When beloved children’s author and illustrator Jan Brett rolls into Memphis this month (December 4, from 5 to 7 p.m., at the Central Library), it will be aboard a rock-star style tour bus wrapped in the artwork from her latest picture book, The Animal’s Santa. Brett is in the midst of a 23-city tour, meeting fans and demonstrating her artwork.
Brett's bus carries many comforts from home, including some of her own decor. But there's also room for an entourage, of sorts. She's bringing Bunny, a rabbit (like Little Snow, the main character in her book) and Hedgie, one a mascot-sized hedgehog (fans look for a hedgehog Brett draws in each of her book), plus her husband, Joseph Hearne, a long-time bassist with the Boston Symphony Orchestra (BSO).
Brett, a Massachusetts native with more than 30 books to her credit, spends the summer months in the Berkshires while Hearne performs with the BSO at Tanglewood. In this beautiful setting, she enjoys spending time with family and working on her illustrations, often drawing late into the night. It was here that The Animal's Santa was conceived.
“It was the hottest night of summer and I was doing some rendering when I got an idea: We have Santa, so do animals?” she says.
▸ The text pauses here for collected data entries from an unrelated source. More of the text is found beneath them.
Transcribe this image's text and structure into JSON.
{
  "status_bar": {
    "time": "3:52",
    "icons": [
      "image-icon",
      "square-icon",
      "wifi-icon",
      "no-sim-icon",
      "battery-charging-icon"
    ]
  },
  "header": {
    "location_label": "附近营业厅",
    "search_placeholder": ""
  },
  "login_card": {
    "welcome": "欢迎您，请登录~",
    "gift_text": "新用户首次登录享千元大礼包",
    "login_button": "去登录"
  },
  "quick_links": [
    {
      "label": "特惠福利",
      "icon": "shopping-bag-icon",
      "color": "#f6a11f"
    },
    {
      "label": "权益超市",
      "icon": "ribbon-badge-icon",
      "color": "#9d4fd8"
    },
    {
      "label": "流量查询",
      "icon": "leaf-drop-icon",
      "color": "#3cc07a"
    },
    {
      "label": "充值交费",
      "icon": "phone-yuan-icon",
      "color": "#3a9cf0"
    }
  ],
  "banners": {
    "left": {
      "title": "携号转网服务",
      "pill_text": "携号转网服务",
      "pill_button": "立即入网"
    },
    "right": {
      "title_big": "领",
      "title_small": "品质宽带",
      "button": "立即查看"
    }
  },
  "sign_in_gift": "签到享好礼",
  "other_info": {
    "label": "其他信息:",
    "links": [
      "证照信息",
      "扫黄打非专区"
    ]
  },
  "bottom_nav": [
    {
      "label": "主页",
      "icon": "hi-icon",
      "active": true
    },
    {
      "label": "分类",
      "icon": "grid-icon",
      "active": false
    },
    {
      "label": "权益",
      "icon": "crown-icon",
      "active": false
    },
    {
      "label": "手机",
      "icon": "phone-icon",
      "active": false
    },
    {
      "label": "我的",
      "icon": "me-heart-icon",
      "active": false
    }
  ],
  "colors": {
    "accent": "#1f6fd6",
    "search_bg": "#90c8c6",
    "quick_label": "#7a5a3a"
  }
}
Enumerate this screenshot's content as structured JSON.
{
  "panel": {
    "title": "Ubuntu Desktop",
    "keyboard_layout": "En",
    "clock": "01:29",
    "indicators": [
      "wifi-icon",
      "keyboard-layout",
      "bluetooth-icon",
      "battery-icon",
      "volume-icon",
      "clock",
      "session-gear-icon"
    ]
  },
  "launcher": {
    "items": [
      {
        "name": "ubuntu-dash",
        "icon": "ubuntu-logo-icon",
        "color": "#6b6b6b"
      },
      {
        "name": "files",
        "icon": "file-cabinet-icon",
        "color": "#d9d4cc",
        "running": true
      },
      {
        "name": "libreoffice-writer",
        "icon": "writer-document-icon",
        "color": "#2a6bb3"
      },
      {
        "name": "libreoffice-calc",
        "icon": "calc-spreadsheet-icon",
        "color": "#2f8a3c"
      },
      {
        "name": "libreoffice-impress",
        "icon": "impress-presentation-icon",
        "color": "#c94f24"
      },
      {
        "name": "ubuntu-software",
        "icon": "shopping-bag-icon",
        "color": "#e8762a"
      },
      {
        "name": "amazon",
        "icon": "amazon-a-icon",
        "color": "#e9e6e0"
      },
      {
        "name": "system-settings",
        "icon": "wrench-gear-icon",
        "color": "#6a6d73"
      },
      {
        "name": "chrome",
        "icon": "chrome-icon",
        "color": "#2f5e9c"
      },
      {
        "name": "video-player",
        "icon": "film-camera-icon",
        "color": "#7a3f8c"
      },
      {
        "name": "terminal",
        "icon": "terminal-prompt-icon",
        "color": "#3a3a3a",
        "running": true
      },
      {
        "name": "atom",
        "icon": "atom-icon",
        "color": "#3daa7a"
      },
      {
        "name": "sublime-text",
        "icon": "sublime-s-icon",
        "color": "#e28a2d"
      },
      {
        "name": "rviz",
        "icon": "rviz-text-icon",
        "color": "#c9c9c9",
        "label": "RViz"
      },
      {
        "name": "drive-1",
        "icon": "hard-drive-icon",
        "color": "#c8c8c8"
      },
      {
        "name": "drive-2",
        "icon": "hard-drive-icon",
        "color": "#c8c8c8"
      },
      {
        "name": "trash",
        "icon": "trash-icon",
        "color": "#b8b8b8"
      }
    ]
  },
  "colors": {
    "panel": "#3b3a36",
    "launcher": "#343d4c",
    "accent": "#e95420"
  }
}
The more she thought about the concept, the more she liked it, envisioning a snowy owl bringing gifts to the woodland creatures. Excited, she emailed her editor that night. The response was encouraging, if somewhat pointed, “I needed a plot,” Brett says with a laugh.
Plots, she says, are the hardest part of a story to define. But thankfully, a conversation with some mothers about when (and if) they told their children about Santa gave her the answer. “I got the idea of setting a trap - one bunny that doesn’t believe."
Little Snow, the main character In The Animal Santa, wonders since he’s never seen Santa, can he be real? Little Snow and Big Snowshoe ask the other forest animals, an arctic fox, a moose, a porcupine, only to discover that while all have received gifts, no one really knows who the animal Santa is. Come Christmas Eve, however, their first glimpse erases Little Snow’s doubt.
Many of Brett's illustration ideas come from her travels. Take the animal’s colorful clothing; Brett says her influence was Native American garments she’d seen in various museums. The quill art, used as borders on each page, was also inspired by Native Americans porcupine quill embroidery she’d seen in Canada. In fact, her story takes place in northern Canada where these animals can be found.
Like many artists, Brett is a keen observer. One winter, she noticed the delicate, lacy patterns made in the ice. She wanted to incorporate that image into a story and so here it becomes ice chimes that Big Snowshoe uses to decorate the forest in hopes of it tinkling when Santa arrives. Brett says she particularly enjoys using snow as a setting, since it makes the rich details of her illustrations stand out.
Brett fills her pictures with details in hopes that children will spend time using their imagination as they read and explore each page. "It's so easy to think kids aren't nuanced thinkers but they are," she says. "When I do a character, I like to put in little clues about whether they are happy or sad. And kids will often tell me something about the picture that they saw and their parent did not."
Brett spent many hours of her own childhood poring over books and her favorite authors — Beatrix Potter, C.S. Lewis, and Laura Engalls Wilder — helped to shape her as an artist. “Books are more than entertainment. They offer a story and we all gravitate towards that,” she says. “I’ve done my job if a reader can walk into a page and be in a place.”
Brett also praises teachers who introduce children to books and authors they might not otherwise discover. "Teachers are the ones who are so valuable to our society, for putting books into kids' hands." She feels reading is of particular importance today, as children spend more time being entertained by electronic devices and less time doing the deep reading that broadens comprehension and critical thinking skills.
Jan Brett's book, The Animals' Santa, is published by G.P. Putnam's Sons, an imprint of Penguin Young Readers Group. It is available locally at The Booksellers at Laurelwood and on amazon.com.